How to build an ongoing alert that catches sudden spikes for a certain http error code?

I could really use an ongoing alert that catches a sudden rise (spike) in a certain error code (such as 404 or 502 etc...)
I tried giving this some thought on how to achieve that, and... Well... I could really use your help with the script :-)
From my understanding the search query should "know" or, "sense" the normal traffic (not sure for how long, maybe for 1hr, 2hrs) and alert when there is a spike in the error code compared to 1-2 hours ago.
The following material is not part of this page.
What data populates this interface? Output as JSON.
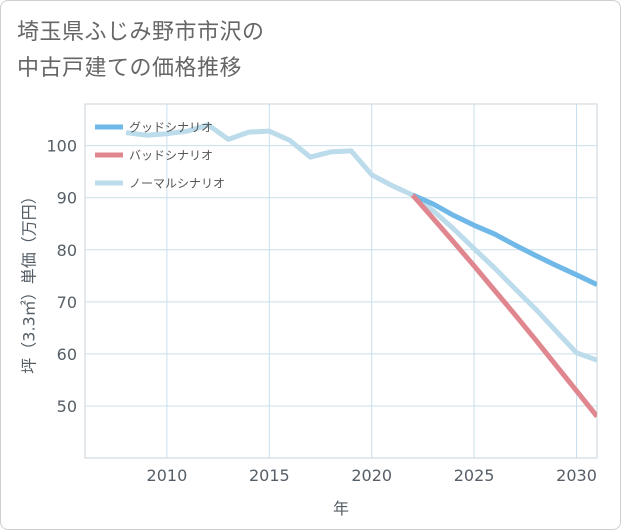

I think the error code spike threshold should be more than 5% of total traffic, while occurring for longer than 90 seconds.
Here is a Splunk Query I use today, I appreciate your help tuning it to what I described above:
tag=NginxLogs host=www1 OR host=www2 |stats count by status|eventstats sum(count) as total|eval perc=round((count/total)*100,2)|where status="404" AND perc>5
The top command automatically provides the count and percent.
http://docs.splunk.com/Documentation/Splunk/7.1.2/SearchReference/Top
tag=NginxLogs host=www1 OR host=www2
| top status
| search percent > 5 AND status > 399
If you have the url,http request method and user in your splunk logs, you can add it as a part of this alert. Example:
tag=NginxLogs host=www1 OR host=www2
| eventstats distinct_count(userid) as NoOfUsersAffected by requestUri,status,httpmethod
| top status,httpmethod,NoOfUsersAffected by requestUri
| search NoOfUsersAffected > 2 AND ((status>499 AND percentage > 5) OR (StatusCode=400 AND percentage > 95))
You can use the following alert message:
$result.percent$ % ($result.count$ calls) has StatusCode $result.status$ for
$result.requestUri$ - $result.httpmethod$.
$result.NoOfUsersAffected$ users were affected
You will get alert like:
21.19 % (850 calls) has StatusCode 500 for https://app.test.com/hello - GET.
90 users are affected